Another interesting statistic from the article is the amount of time car commuters in larger cities spend stuck in traffic: 52 hours annually, or about an extra hour per week.
The WSJ story profiled several people who access mass transportation for their work commutes, as well as one businessman who relocated from the Washington, DC Metropolitan area to Metro Cincinnati, substantially reducing his daily commute time and hassle in the process.
As someone who lives not far from the DC Metro area and who contemplates any drive through the region with a mixture of disdain and dread, this got me to wondering: Just what is the worst geographic market for commuting?
Helpfully, there’s a recently completed study that answers this very question. The Transportation Institute at Texas A&M University has applied a calculation tool called the Planning Time Index (PTI) to compare drive times in heavy traffic (i.e., rush hour) against travel times when the same highways are clear.
The way the PTI calculation works is this: A PTI of 2.00 means that a “normal” drive will take twice as long in heavy traffic.
Using that PTI=2.00 example, a drive that may ordinarily take ~20 minutes will take ~40 minutes instead.
My suspicions about the DC Metro area turned out to be right on the money. Here are the most “challenging” metro markets for work commutes based on their PTI indices:
- Washington DC: 5.72 PTI index
- Los Angeles: 4.95
- New York-Newark: 4.44
- Boston: 4.25
- Dallas-Ft. Worth-Arlington: 4.00
- Seattle: 3.99
- Chicago: 3.95
- San Francisco-Oakland: 3.74
- Atlanta: 3.71
- Houston: 3.67
How do these PTI indices translate into actual drive times? Shockingly, a DC-area commute that ordinarily takes 20 minutes translates into almost two hours in heavy traffic.

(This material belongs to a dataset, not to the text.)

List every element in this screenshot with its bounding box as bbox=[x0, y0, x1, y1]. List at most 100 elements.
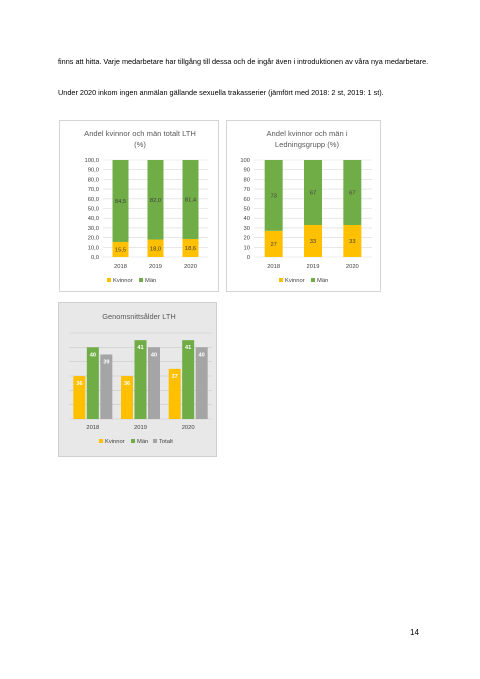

And among all of the other “top ten” worst markets, that normally 20-minute commute will take 1.2 hours or longer in rush-hour traffic.
Interestingly, when one scans the “Top Ten” list, the only Midwest urban area that shows up on it is Chicagoland. So if you wish to avoid the hassle of long commutes, consider relocating to urban markets in the Midwest like St. Louis, Minneapolis-St. Paul, Cleveland, Milwaukee or Kansas City.
But what’s the absolutely easiest metro market for commuting? According to the Texas A&M study, it would be Pensacola in Florida. It has a PTI of just 1.31.
… Which means only about six extra minutes in rush traffic compared to the ordinary 20-minute commute.
Come to think of it … Pensacola has great beaches and nice sea breezes as well. Perhaps dealing with the occasional hurricane is worth it, all hassles considered!